CINEMA, ASPIRINES ET VAUTOURS
Une sensibilité pudique qui caractérise le film comme les personnages
Tout commence par une magnifique image saturée, pour bien nous mettre dans le bain de soleil et de sécheresse du décor, ce Nordeste semi-aride. Et par une mise en scène parfois lente et minimaliste, souvent caméra à l'épaule, aux dialogues épurés, pour mieux souligner la solitude du héros comme des personnages quasi sauvages du Sertão – sauvages dans le sens où la conversation n'est pas leur point fort et qu'un certain mystère ou une relative folie les caractérisent. Le choc des cultures entre Johann (et le spectateur) et la population autochtone est régulièrement décrit avec un humour discret ou une poésie touchante, véritables bouffées d'oxygène dans un tableau socio-écologique relativement alarmiste concernant cette région désolée et reculée – qui fait dire au personnage de Ranulpho que « même la guerre n'arrive pas ici »!
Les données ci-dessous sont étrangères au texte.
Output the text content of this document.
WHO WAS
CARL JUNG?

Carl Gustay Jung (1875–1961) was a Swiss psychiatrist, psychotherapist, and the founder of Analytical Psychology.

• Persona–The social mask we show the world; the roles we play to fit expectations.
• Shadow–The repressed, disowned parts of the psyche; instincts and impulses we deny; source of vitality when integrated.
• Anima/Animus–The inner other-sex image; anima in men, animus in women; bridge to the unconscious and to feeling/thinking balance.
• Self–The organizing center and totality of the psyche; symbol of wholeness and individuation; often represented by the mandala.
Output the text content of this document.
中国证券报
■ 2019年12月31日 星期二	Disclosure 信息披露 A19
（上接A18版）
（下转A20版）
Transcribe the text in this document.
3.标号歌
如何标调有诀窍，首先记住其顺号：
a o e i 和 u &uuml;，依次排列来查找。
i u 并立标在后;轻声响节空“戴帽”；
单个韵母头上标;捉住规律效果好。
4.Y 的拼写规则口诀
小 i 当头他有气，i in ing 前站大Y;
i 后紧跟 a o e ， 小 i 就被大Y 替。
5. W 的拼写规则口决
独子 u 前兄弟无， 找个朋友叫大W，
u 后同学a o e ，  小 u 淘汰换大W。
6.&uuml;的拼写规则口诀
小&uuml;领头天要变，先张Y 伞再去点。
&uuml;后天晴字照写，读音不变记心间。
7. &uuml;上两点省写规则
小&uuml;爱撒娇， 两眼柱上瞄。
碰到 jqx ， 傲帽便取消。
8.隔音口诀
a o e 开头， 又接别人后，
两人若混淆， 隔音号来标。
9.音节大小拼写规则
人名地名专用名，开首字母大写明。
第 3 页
Au-delà du portrait d'une société marginalisée, de la reconstitution d'un point de vue originale (parce que lointain) de la Seconde Guerre Mondiale et d'un éventuel message politico-économique sous-jacent, ce film est avant tout l'histoire d'une émouvante amitié, si éphémère soit-elle, entre deux personnages que tout semble opposer mais dont le combat est similaire et consiste en la quête d'une vie meilleure. Ce goût de la vie est si palpable et communicatif qu'il prend aux tripes. L'amitié est discrète et implicite mais d'autant plus bouleversante. Ce film à fleur de peau nous laisse un sentiment étrange à la fin: une envie de sourire et de pleurer en même temps, mais surtout un désir incroyable d'aimer le monde.